A parte gli scherzi, Rosso ha messo in evidenza il fatto che il nuovo Vicenza dovrà essere la squadra di tutto il territorio, una società ben amministrata ed in profitto, con ambizioni anche di Serie A. Ha subito sottolineato che sarà un percorso lungo, anche perché le cose fatte bene richiedono sempre molto tempo, quantomeno per consolidarsi e attecchire con buone fondamenta. Sarà dunque una società gestita con oculatezza, nella quale egli auspica l’ingresso di altri soci, anche in buon numero, purché seri, capaci e appassionati. Aleggia per questo anche il nome di Paolo Scaroni, oggi presidente del Milan, sul quale Rosso è stato però sibillino, sottolineando per ora che… “è soprattutto un amico”. Ma ne ha citati altri di suoi amici, nel mondo del calcio, di grande peso, da Diego Della Valle a Urbano Cairo, fino ad Andrea Agnelli.

Altro tema da affrontare con il tempo e la prudenza necessaria è quello dello stadio. Il Menti ha certo grande bisogno di una sostanziale ristrutturazione e di ammodernamento, e Mister Diesel si è detto molto favorevole all’idea. Se ne parlerà negli anni venturi però, e certamente la società lo vorrà nelle sue disponibilità. Un riferimento ai tifosi è stato fatto anche a proposito di tanti fatti di intemperanza ai quali si assiste negli stadi italiani, troppo spesso teatri di violenza. Non ci sembra sia il caso di Vicenza, dove invece i tifosi si sono sempre comportati con civiltà esemplare. Tuttavia, avvertire non guasta, e Rosso è stato chiaro: il Menti dovrà essere uno stadio per le famiglie, niente disordini o violenze, altrimenti, ha sottolineato, lascio tutto.

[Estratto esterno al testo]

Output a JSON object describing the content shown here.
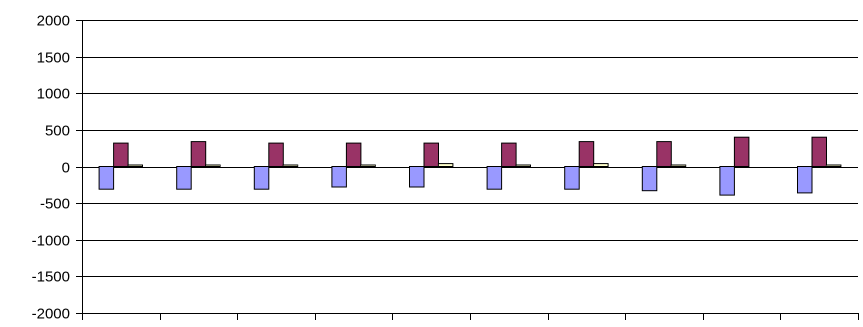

Fondamentale infine sarà per il L.R. Vicenza il settore giovanile, che già a Bassano era un fiore all’occhiello e che Rosso intende replicare sotto i Berici. Quanto all’organigramma della società, a parte quei tasselli già riempiti e noti, da segnalare il fatto che il presidente sarà Stefano Rosso, il figlio già alla guida del Bassano Virtus. Ma il futuro probabilmente ridisegnerà la situazione, specialmente se vi sarà l’ingresso di nuovi soci. A decidere sarà un board, anche piuttosto orizzontale, senza gerarchie verticali strette e limitanti insomma, magari con presidenti, soprattutto di immagine, che cambiano periodicamente passandosi il testimone.